Les Républicains font de la résistance
Stop ou encore ? Après la faillite du premier tour de la présidentielle, les Républicains jouaient leur survie. Avec 13,7 % des voix, selon Ipsos-Sopra Steria, le parti de Christian Jacob sauve les meubles. Il devrait conserver un groupe de 50 à 80 élus à l’Assemblée, et pourrait même damer le pion aux frontistes.
La « reconquête » ratée de Zemmour
Éric Zemmour semble bien parti pour suivre les traces de Pierre Poujade, ce député d’extrême droite qui fit sensation au mitan des années cinquante… avant de disparaître du paysage politique. Les 550 candidats qu’il présentait n’ont rallié que 4 % des suffrages, loin des 7,07 % accrochés par l’ancien polémiste au premier tour de la présidentielle. Zemmour lui-même a été défait dans la 4e circonscription du Var. Selon toute probabilité, Reconquête ! n’obtiendra aucun élu.

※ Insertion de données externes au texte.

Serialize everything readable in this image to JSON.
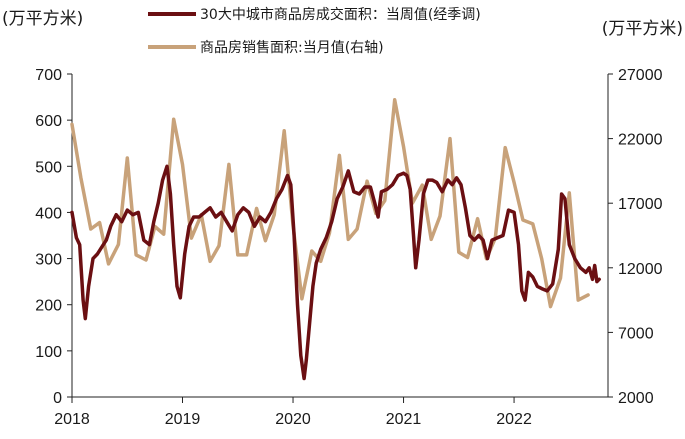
{
  "chart_data": {
    "type": "line",
    "y_left_unit": "(万平方米)",
    "y_right_unit": "(万平方米)",
    "x_ticks": [
      "2018",
      "2019",
      "2020",
      "2021",
      "2022"
    ],
    "y_left_ticks": [
      "0",
      "100",
      "200",
      "300",
      "400",
      "500",
      "600",
      "700"
    ],
    "y_right_ticks": [
      "2000",
      "7000",
      "12000",
      "17000",
      "22000",
      "27000"
    ],
    "ylim_left": [
      0,
      700
    ],
    "ylim_right": [
      2000,
      27000
    ],
    "xlim": [
      2018.0,
      2022.85
    ],
    "legend_position": "top",
    "series": [
      {
        "name": "30大中城市商品房成交面积：当周值(经季调)",
        "axis": "left",
        "color": "#6b0f12",
        "line_width": 3.5,
        "points": [
          [
            2018.0,
            400
          ],
          [
            2018.04,
            345
          ],
          [
            2018.07,
            330
          ],
          [
            2018.1,
            210
          ],
          [
            2018.12,
            170
          ],
          [
            2018.15,
            240
          ],
          [
            2018.19,
            300
          ],
          [
            2018.23,
            310
          ],
          [
            2018.27,
            325
          ],
          [
            2018.31,
            340
          ],
          [
            2018.35,
            370
          ],
          [
            2018.4,
            395
          ],
          [
            2018.45,
            380
          ],
          [
            2018.5,
            405
          ],
          [
            2018.55,
            395
          ],
          [
            2018.6,
            400
          ],
          [
            2018.65,
            340
          ],
          [
            2018.7,
            330
          ],
          [
            2018.74,
            380
          ],
          [
            2018.78,
            420
          ],
          [
            2018.82,
            470
          ],
          [
            2018.86,
            500
          ],
          [
            2018.89,
            440
          ],
          [
            2018.92,
            330
          ],
          [
            2018.95,
            240
          ],
          [
            2018.98,
            215
          ],
          [
            2019.02,
            310
          ],
          [
            2019.06,
            370
          ],
          [
            2019.1,
            390
          ],
          [
            2019.15,
            390
          ],
          [
            2019.2,
            400
          ],
          [
            2019.25,
            410
          ],
          [
            2019.3,
            390
          ],
          [
            2019.35,
            400
          ],
          [
            2019.4,
            380
          ],
          [
            2019.45,
            360
          ],
          [
            2019.5,
            395
          ],
          [
            2019.55,
            410
          ],
          [
            2019.6,
            400
          ],
          [
            2019.65,
            370
          ],
          [
            2019.7,
            390
          ],
          [
            2019.75,
            380
          ],
          [
            2019.8,
            400
          ],
          [
            2019.85,
            430
          ],
          [
            2019.9,
            450
          ],
          [
            2019.95,
            480
          ],
          [
            2019.98,
            460
          ],
          [
            2020.01,
            350
          ],
          [
            2020.04,
            200
          ],
          [
            2020.07,
            90
          ],
          [
            2020.1,
            40
          ],
          [
            2020.12,
            80
          ],
          [
            2020.15,
            160
          ],
          [
            2020.18,
            240
          ],
          [
            2020.21,
            290
          ],
          [
            2020.25,
            320
          ],
          [
            2020.3,
            345
          ],
          [
            2020.35,
            380
          ],
          [
            2020.4,
            430
          ],
          [
            2020.45,
            455
          ],
          [
            2020.5,
            490
          ],
          [
            2020.55,
            445
          ],
          [
            2020.6,
            440
          ],
          [
            2020.65,
            455
          ],
          [
            2020.7,
            455
          ],
          [
            2020.74,
            420
          ],
          [
            2020.77,
            390
          ],
          [
            2020.8,
            445
          ],
          [
            2020.85,
            450
          ],
          [
            2020.9,
            460
          ],
          [
            2020.95,
            480
          ],
          [
            2021.0,
            485
          ],
          [
            2021.03,
            480
          ],
          [
            2021.06,
            450
          ],
          [
            2021.09,
            350
          ],
          [
            2021.11,
            280
          ],
          [
            2021.14,
            340
          ],
          [
            2021.18,
            440
          ],
          [
            2021.22,
            470
          ],
          [
            2021.26,
            470
          ],
          [
            2021.3,
            465
          ],
          [
            2021.35,
            445
          ],
          [
            2021.4,
            470
          ],
          [
            2021.44,
            460
          ],
          [
            2021.48,
            475
          ],
          [
            2021.52,
            460
          ],
          [
            2021.56,
            410
          ],
          [
            2021.6,
            350
          ],
          [
            2021.64,
            340
          ],
          [
            2021.68,
            350
          ],
          [
            2021.72,
            340
          ],
          [
            2021.76,
            300
          ],
          [
            2021.8,
            340
          ],
          [
            2021.85,
            345
          ],
          [
            2021.9,
            350
          ],
          [
            2021.95,
            405
          ],
          [
            2022.0,
            400
          ],
          [
            2022.04,
            330
          ],
          [
            2022.07,
            230
          ],
          [
            2022.1,
            210
          ],
          [
            2022.13,
            270
          ],
          [
            2022.17,
            260
          ],
          [
            2022.21,
            240
          ],
          [
            2022.25,
            235
          ],
          [
            2022.3,
            230
          ],
          [
            2022.35,
            245
          ],
          [
            2022.4,
            320
          ],
          [
            2022.43,
            440
          ],
          [
            2022.46,
            430
          ],
          [
            2022.5,
            330
          ],
          [
            2022.55,
            300
          ],
          [
            2022.6,
            280
          ],
          [
            2022.65,
            270
          ],
          [
            2022.68,
            280
          ],
          [
            2022.71,
            255
          ],
          [
            2022.73,
            285
          ],
          [
            2022.75,
            250
          ],
          [
            2022.77,
            255
          ]
        ]
      },
      {
        "name": "商品房销售面积:当月值(右轴)",
        "axis": "right",
        "color": "#c8a27a",
        "line_width": 3.5,
        "points": [
          [
            2018.0,
            23100
          ],
          [
            2018.08,
            19000
          ],
          [
            2018.17,
            15000
          ],
          [
            2018.25,
            15500
          ],
          [
            2018.33,
            12300
          ],
          [
            2018.42,
            13800
          ],
          [
            2018.5,
            20500
          ],
          [
            2018.58,
            13000
          ],
          [
            2018.67,
            12600
          ],
          [
            2018.75,
            15200
          ],
          [
            2018.83,
            14600
          ],
          [
            2018.92,
            23500
          ],
          [
            2019.0,
            20000
          ],
          [
            2019.08,
            14300
          ],
          [
            2019.17,
            16100
          ],
          [
            2019.25,
            12500
          ],
          [
            2019.33,
            13700
          ],
          [
            2019.42,
            20000
          ],
          [
            2019.5,
            13000
          ],
          [
            2019.58,
            13000
          ],
          [
            2019.67,
            16600
          ],
          [
            2019.75,
            14100
          ],
          [
            2019.83,
            16100
          ],
          [
            2019.92,
            22600
          ],
          [
            2020.0,
            15300
          ],
          [
            2020.08,
            9600
          ],
          [
            2020.17,
            13300
          ],
          [
            2020.25,
            12500
          ],
          [
            2020.33,
            14700
          ],
          [
            2020.42,
            20700
          ],
          [
            2020.5,
            14200
          ],
          [
            2020.58,
            15000
          ],
          [
            2020.67,
            18700
          ],
          [
            2020.75,
            16200
          ],
          [
            2020.83,
            17200
          ],
          [
            2020.92,
            25000
          ],
          [
            2021.0,
            21400
          ],
          [
            2021.08,
            17000
          ],
          [
            2021.17,
            18400
          ],
          [
            2021.25,
            14200
          ],
          [
            2021.33,
            16000
          ],
          [
            2021.42,
            22000
          ],
          [
            2021.5,
            13200
          ],
          [
            2021.58,
            12800
          ],
          [
            2021.67,
            15800
          ],
          [
            2021.75,
            12700
          ],
          [
            2021.83,
            14300
          ],
          [
            2021.92,
            21300
          ],
          [
            2022.0,
            18600
          ],
          [
            2022.08,
            15700
          ],
          [
            2022.17,
            15400
          ],
          [
            2022.25,
            12700
          ],
          [
            2022.33,
            9000
          ],
          [
            2022.42,
            11200
          ],
          [
            2022.5,
            17800
          ],
          [
            2022.58,
            9500
          ],
          [
            2022.67,
            9900
          ]
        ]
      }
    ]
  }
}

Premier parti de France : l’abstention
La participation au premier tour culmine à 47,51 % selon les estimations, un taux historiquement bas sous la Ve République. Depuis 1958, jamais les Français n’avaient été si peu nombreux à se mobiliser pour choisir leurs députés. En 2002, 64,4 % des électeurs s’étaient déplacés. C’est depuis cette date que le calendrier électoral a été inversé, de sorte que les législatives suivent désormais l’élection présidentielle.
Après une légère baisse de la participation en 2007 (60,4 %) et en 2012 (57,2 %), la dégringolade a été spectaculaire en 2017 : seulement 48,7 % des Français s’étaient alors rendus aux urnes.
Les électeurs retrouveront-ils le chemin des isoloirs dimanche prochain ? Pour qui voteront-ils ? Ces paramètres influeront sur l’issue d’un scrutin qu’on aurait tort de croire joué d’avance.